It seems like the antithesis of what an enthusiast would define as “sporty”, but performance crossovers and SUVs exist, and they’re selling in droves. On the opposite end of the spectrum, sports cars and performance coupes are slumping.
According to recent data compiled by Bloomberg, even Porsche is feeling the pain that is the graying of America; traditional baby boomer buyers aren’t stepping into 911s like they used to. Ford and its iconic Mustang know the same issue, leading to the idling of the pony car’s plant while inventory sells off.
In the meantime, performance crossovers and SUVs from BMW, Mercedes and Porsche are selling at rapid rates. And of course they are. They’re comfortable, roomy and can still pack a punch for some fun in the passing lane. It’s just what the doctor ordered for an aging baby boomer with the need for speed.

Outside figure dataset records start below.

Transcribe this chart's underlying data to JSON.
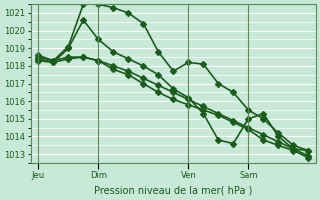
{
  "bg_color": "#c8e8d8",
  "grid_color": "#ffffff",
  "line_color": "#1a5c1a",
  "marker_color": "#1a5c1a",
  "title": "Pression niveau de la mer( hPa )",
  "ylim": [
    1012.5,
    1021.5
  ],
  "yticks": [
    1013,
    1014,
    1015,
    1016,
    1017,
    1018,
    1019,
    1020,
    1021
  ],
  "day_labels": [
    "Jeu",
    "Dim",
    "Ven",
    "Sam"
  ],
  "day_positions": [
    0,
    4,
    10,
    14
  ],
  "series1": [
    1018.5,
    1018.3,
    1019.1,
    1021.5,
    1021.5,
    1021.3,
    1021.0,
    1020.4,
    1018.8,
    1017.7,
    1018.2,
    1018.1,
    1017.0,
    1016.5,
    1015.5,
    1015.0,
    1014.2,
    1013.5,
    1013.2
  ],
  "series2": [
    1018.4,
    1018.2,
    1019.0,
    1020.6,
    1019.5,
    1018.8,
    1018.4,
    1018.0,
    1017.5,
    1016.7,
    1016.2,
    1015.3,
    1013.8,
    1013.6,
    1015.0,
    1015.3,
    1014.0,
    1013.3,
    1013.2
  ],
  "series3": [
    1018.6,
    1018.3,
    1018.5,
    1018.5,
    1018.3,
    1017.8,
    1017.5,
    1017.0,
    1016.5,
    1016.1,
    1015.8,
    1015.5,
    1015.2,
    1014.8,
    1014.4,
    1013.8,
    1013.5,
    1013.2,
    1012.8
  ],
  "series4": [
    1018.3,
    1018.2,
    1018.4,
    1018.5,
    1018.3,
    1018.0,
    1017.7,
    1017.3,
    1016.9,
    1016.5,
    1016.1,
    1015.7,
    1015.3,
    1014.9,
    1014.5,
    1014.1,
    1013.7,
    1013.3,
    1012.9
  ]
}
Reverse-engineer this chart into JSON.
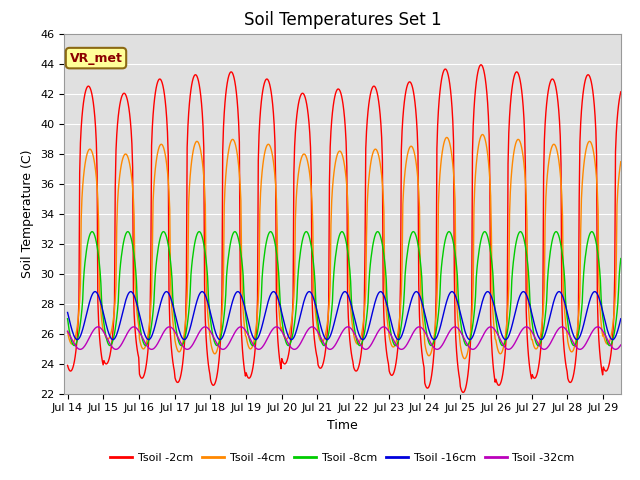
{
  "title": "Soil Temperatures Set 1",
  "xlabel": "Time",
  "ylabel": "Soil Temperature (C)",
  "ylim": [
    22,
    46
  ],
  "x_ticks_labels": [
    "Jul 14",
    "Jul 15",
    "Jul 16",
    "Jul 17",
    "Jul 18",
    "Jul 19",
    "Jul 20",
    "Jul 21",
    "Jul 22",
    "Jul 23",
    "Jul 24",
    "Jul 25",
    "Jul 26",
    "Jul 27",
    "Jul 28",
    "Jul 29"
  ],
  "x_ticks_pos": [
    0,
    1,
    2,
    3,
    4,
    5,
    6,
    7,
    8,
    9,
    10,
    11,
    12,
    13,
    14,
    15
  ],
  "series": [
    {
      "label": "Tsoil -2cm",
      "color": "#FF0000",
      "amplitude": 9.5,
      "mean": 33.0,
      "phase_hours": 14.0,
      "sharpness": 3.5,
      "min_base": 24.0
    },
    {
      "label": "Tsoil -4cm",
      "color": "#FF8800",
      "amplitude": 6.5,
      "mean": 31.8,
      "phase_hours": 15.0,
      "sharpness": 2.5,
      "min_base": 25.0
    },
    {
      "label": "Tsoil -8cm",
      "color": "#00CC00",
      "amplitude": 3.8,
      "mean": 29.0,
      "phase_hours": 16.5,
      "sharpness": 1.5,
      "min_base": 26.5
    },
    {
      "label": "Tsoil -16cm",
      "color": "#0000DD",
      "amplitude": 1.6,
      "mean": 27.2,
      "phase_hours": 18.5,
      "sharpness": 1.0,
      "min_base": 25.8
    },
    {
      "label": "Tsoil -32cm",
      "color": "#BB00BB",
      "amplitude": 0.75,
      "mean": 25.7,
      "phase_hours": 20.5,
      "sharpness": 1.0,
      "min_base": 25.0
    }
  ],
  "annotation_text": "VR_met",
  "bg_color": "#E0E0E0",
  "fig_color": "#FFFFFF",
  "grid_color": "#FFFFFF",
  "title_fontsize": 12,
  "label_fontsize": 9,
  "tick_fontsize": 8,
  "legend_fontsize": 8
}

Meanwhile, Generation X won’t come to the rescue for sports cars. There are simply fewer of them to purchase performance coupes. And despite what you may hear about millennials, they still like to drive and hold an admiration for sports cars. However, they can’t afford them at this stage in life.
Therefore, it’s time General Motors get in the game and cover its bases. Much like we argued for entry-level performance from a Chevrolet Cruze SS, Cadillac should be working to hop up its crossover portfolio to court aging buyers looking for more than a leather-lined drive from point A, to point B.
It’s not a new formula, and one Cadillac could have no trouble adhering to. Drop a powerful engine into a Cadillac XT5, gussy up the exterior and voila. The same can be said about the on again, off again Cadillac Escalade-V.
You don’t believe us when we say the General is lagging behind on performance SUVs and crossovers? Digest the following.
Each and every single Mercedes-Benz crossover and SUV has an AMG variant. Every. Single. One. That’s the GLA, GLC, GLE, GLE coupe, GLS, G-class and the E-class wagon.
What does General Motors have? Nothing.
Until millennials find their footing as consumers, sports car sales will continue to dwindle. They won’t go away, but they’ll certainly shrink to a much smaller segment than we’re used to. And who knows how drastically the market will shift by the time the internet generation can afford such an expressive vehicle.
Until then, it’s the performance crossover SUV that will rein supreme. And the Germans are raining on GM’s parade.